Kimberly Marselas

You’ve surely already heard that your organization should brace for the impact of an adjustment that brings the Patient Driven Payment Model back to budget-neutral status.

Well, it may be time to go ahead and buckle up.

The feds said last month that the shift to the new payment system in October 2019 inadvertently triggered 5%, or $1.7 billion, more spending than was intended, and that the Centers for Medicare and Medicaid Services would have to dial that back one way or another. 

So, dear provider, keep treating all those COVID-19 patients, pay millions more than usual to cover wages and PPE, and, by all means, open the doors for those clinically complex Medicare patients who might help you make up for your state’s Medicaid underpayments. Just remember that sometime in the near future, when you send that invoice in, CMS will be shaving a little off the top.

And lest you think it might be a good long while until you feel the pain, think again.

If you work with managed care (and who doesn’t anymore), chances are pretty good you’re already on a collision course set in motion by the federal government broadcasting future cuts.

“CMS hasn’t kept that quiet, and guess who else has heard that information? That would be all the managed care organizations,” Susie Mix, CEO and President of Mix Solutions Inc., warned last week. “Just when we thought managed care would give us some type of break for just a quick second, they seem to always add some type of insult to injury.”
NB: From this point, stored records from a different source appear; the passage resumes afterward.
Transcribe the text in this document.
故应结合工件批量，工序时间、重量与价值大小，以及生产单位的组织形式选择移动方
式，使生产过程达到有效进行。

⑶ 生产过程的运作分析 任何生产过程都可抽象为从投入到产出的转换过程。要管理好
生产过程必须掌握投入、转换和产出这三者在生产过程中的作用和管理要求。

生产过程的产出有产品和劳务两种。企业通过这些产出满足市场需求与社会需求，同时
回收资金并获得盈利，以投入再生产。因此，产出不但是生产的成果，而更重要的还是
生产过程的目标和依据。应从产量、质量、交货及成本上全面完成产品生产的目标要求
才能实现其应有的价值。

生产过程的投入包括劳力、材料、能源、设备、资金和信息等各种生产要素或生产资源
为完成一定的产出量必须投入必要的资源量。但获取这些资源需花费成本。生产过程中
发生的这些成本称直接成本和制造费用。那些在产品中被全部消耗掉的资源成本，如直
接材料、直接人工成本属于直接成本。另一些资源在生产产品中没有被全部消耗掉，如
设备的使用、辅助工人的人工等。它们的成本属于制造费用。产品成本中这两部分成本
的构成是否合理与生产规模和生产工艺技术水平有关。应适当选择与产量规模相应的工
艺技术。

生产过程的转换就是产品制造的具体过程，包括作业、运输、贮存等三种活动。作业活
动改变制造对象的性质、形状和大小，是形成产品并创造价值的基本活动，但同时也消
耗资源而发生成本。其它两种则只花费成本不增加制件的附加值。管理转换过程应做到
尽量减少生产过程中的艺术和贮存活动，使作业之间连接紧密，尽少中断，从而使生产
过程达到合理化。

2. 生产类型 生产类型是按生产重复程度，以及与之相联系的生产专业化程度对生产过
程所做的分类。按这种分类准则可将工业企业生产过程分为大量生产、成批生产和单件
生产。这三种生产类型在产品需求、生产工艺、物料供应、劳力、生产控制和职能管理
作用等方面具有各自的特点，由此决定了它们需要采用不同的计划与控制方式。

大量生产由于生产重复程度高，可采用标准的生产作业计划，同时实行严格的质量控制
In this case, they’re already pivoting away from contracts they forged at the advent of PDPM, when they largely agreed to pay skilled nursing providers rates comparable to those in the new model. Now, health plans are taking the CMS “overpayment” indictment and running with it, pushing providers into levels-based contracts that drive reimbursement down to 90% of PDPM rates — in the best cases.

During an April 27 webinar hosted by PrimeCareTech, 42% of attendees said they’d already had to convert at least some contracts from PDPM to levels. Mix said many more providers will experience that kind of pressure in the next six months. She urged providers to make plans, understand the specifics of their contracts and figure out how to maximize them before beginning to admit patients whose coverage could cost unprepared facilities big time.

“Please don’t start on this in three months,” she urged. “This is something you guys need to do now. … They (the plans) are very aggressive in not only cutting our rates 30% to 40%, but they’re also very aggressive in starting this right now.”

Mix, who has been negotiating nursing home contracts with insurers for nearly two decades, said she has never seen “so many health plans on the same page at the same time with a movement.”

So even if CMS honors its word and takes providers’ input into consideration — rolling back its PDPM reimbursement rates over several years, or capping the overall cut with further consideration of COVID-19’s effects — don’t you dare expect managed care to take its sweet time.

Otherwise, Mix warned, you might be holding more of the bill than even CMS could imagine. 

Kimberly Marselas is senior editor of McKnight’s Long-Term Care News.